Dewry combines her background as an award-winning film director with her photography, creating modern lifestyle portraits of people. Her photographs have been exhibited in Dhaka, Oslo, Kunming, and Joondalup.

Rajoyana Chowdhury Xenia is a Bangladeshi photographer based in Dhaka. She began photography without consciously planning to take it up

professionally but eventually became attached to  the medium as it enables her to tell stories in a fictional  manner.

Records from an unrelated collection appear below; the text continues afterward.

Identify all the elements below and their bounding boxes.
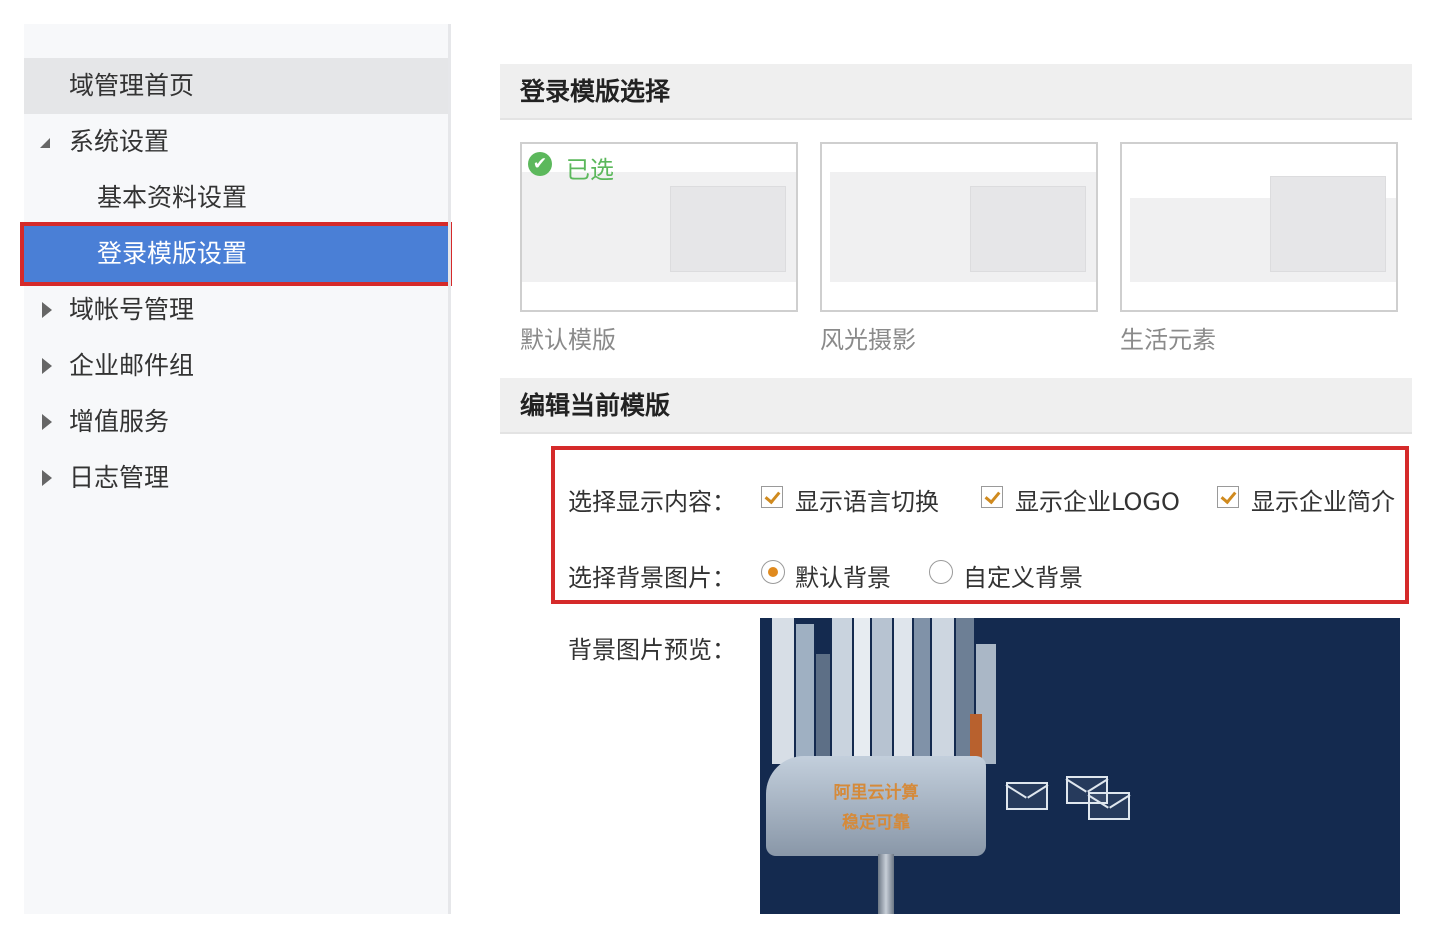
sidebar-item-mail-groups[interactable]: 企业邮件组	[24, 338, 448, 394]
sidebar-item-label: 基本资料设置	[97, 183, 248, 212]
option-label: 默认背景	[795, 564, 891, 592]
radio-default-background[interactable]	[761, 560, 785, 584]
template-card-life[interactable]	[1120, 142, 1398, 312]
building-shape	[816, 654, 830, 764]
checkbox-language-switch[interactable]	[761, 486, 783, 508]
sidebar-item-value-added[interactable]: 增值服务	[24, 394, 448, 450]
sidebar-item-label: 域帐号管理	[69, 295, 195, 324]
sidebar-item-basic-info[interactable]: 基本资料设置	[24, 170, 448, 226]
sidebar-item-domain-accounts[interactable]: 域帐号管理	[24, 282, 448, 338]
building-shape	[932, 618, 954, 764]
sidebar-divider	[448, 24, 451, 914]
option-label: 显示企业LOGO	[1015, 488, 1180, 516]
display-options-panel: 选择显示内容： 显示语言切换 显示企业LOGO 显示企业简介 选择背景图片： 默…	[551, 446, 1409, 604]
check-circle-icon: ✔	[528, 152, 552, 176]
template-card-scenery[interactable]	[820, 142, 1098, 312]
template-name: 默认模版	[520, 326, 616, 354]
radio-custom-background[interactable]	[929, 560, 953, 584]
display-content-label: 选择显示内容：	[568, 488, 736, 516]
sidebar-item-label: 日志管理	[69, 463, 170, 492]
building-shape	[832, 618, 852, 764]
sidebar-item-label: 增值服务	[69, 407, 170, 436]
template-name: 风光摄影	[820, 326, 916, 354]
sidebar-item-home[interactable]: 域管理首页	[24, 58, 448, 114]
sidebar: 域管理首页 系统设置 基本资料设置 登录模版设置 域帐号管理 企业邮件组 增值服…	[20, 24, 452, 914]
template-thumbnail-box	[1270, 176, 1386, 272]
building-shape	[894, 618, 912, 764]
section-title: 登录模版选择	[520, 77, 671, 106]
caret-right-icon	[42, 358, 52, 374]
sidebar-item-logs[interactable]: 日志管理	[24, 450, 448, 506]
envelope-icon	[1088, 792, 1130, 820]
building-shape	[772, 618, 794, 764]
caret-right-icon	[42, 302, 52, 318]
caret-right-icon	[42, 414, 52, 430]
sidebar-item-label: 系统设置	[69, 127, 170, 156]
mailbox-post	[878, 854, 894, 914]
building-shape	[872, 618, 892, 764]
option-label: 显示语言切换	[795, 488, 939, 516]
template-name: 生活元素	[1120, 326, 1216, 354]
template-section-header: 登录模版选择	[500, 64, 1412, 120]
template-thumbnail-box	[670, 186, 786, 272]
option-label: 显示企业简介	[1251, 488, 1395, 516]
sidebar-item-label: 企业邮件组	[69, 351, 195, 380]
sidebar-item-login-template[interactable]: 登录模版设置	[20, 222, 452, 286]
template-thumbnail-box	[970, 186, 1086, 272]
checkbox-company-intro[interactable]	[1217, 486, 1239, 508]
sidebar-item-system-settings[interactable]: 系统设置	[24, 114, 448, 170]
sidebar-item-label: 域管理首页	[69, 71, 195, 100]
preview-text-line1: 阿里云计算	[833, 783, 919, 803]
background-image-label: 选择背景图片：	[568, 564, 736, 592]
mailbox-shape: 阿里云计算 稳定可靠	[766, 756, 986, 856]
caret-down-icon	[40, 138, 50, 148]
background-preview-image: 阿里云计算 稳定可靠	[760, 618, 1400, 914]
building-shape	[854, 618, 870, 764]
checkbox-company-logo[interactable]	[981, 486, 1003, 508]
sidebar-item-label: 登录模版设置	[97, 239, 248, 268]
caret-right-icon	[42, 470, 52, 486]
preview-label: 背景图片预览：	[568, 636, 736, 664]
envelope-icon	[1006, 782, 1048, 810]
edit-section-header: 编辑当前模版	[500, 378, 1412, 434]
section-title: 编辑当前模版	[520, 391, 671, 420]
building-shape	[796, 624, 814, 764]
preview-text-line2: 稳定可靠	[842, 813, 910, 833]
template-card-default[interactable]: ✔ 已选	[520, 142, 798, 312]
selected-label: 已选	[566, 156, 614, 184]
building-shape	[914, 618, 930, 764]
option-label: 自定义背景	[963, 564, 1083, 592]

Rajoyana has a Master’s in Resource Management and Entrepreneurship from the University of Dhaka, and has studied photography at the Pathshala South Asian Media Institute. She also has a diploma in photojournalism from the University of Applied Science and Art at Hochschule Hannover (HsH), Germany. Rajoyana received the Fritt Ord Grant in 2016 for her project ‘Hazard.’  She has worked on women’s empowerment, gender issues and social conflicts.

Her photographs have been exhibited in group shows in Bangladesh, Myanmar and Norway. She is a member of the Kaali Collective, along with five other women photographers from Bangladesh.

Sadia Marium dreamt of being a filmmaker, worked as a merchandiser, and at present is an independent photographer based in Dhaka. Sadia’s practice pollinates the process of creating photographs, books, videos, and alternative printing methods to expose confrontation, imbalance, and dichotomy in a subtle and open-ended manner, at times repetitively. Ordinary characters, unremarkable memories, spaces, and objects are the protagonists in her work, helping her explore the distinction and overlap of reality and fiction, the private and the public. Sadia’s interest in geopolitics and border discourse, the role of narrative and memory shapes her recent and new work.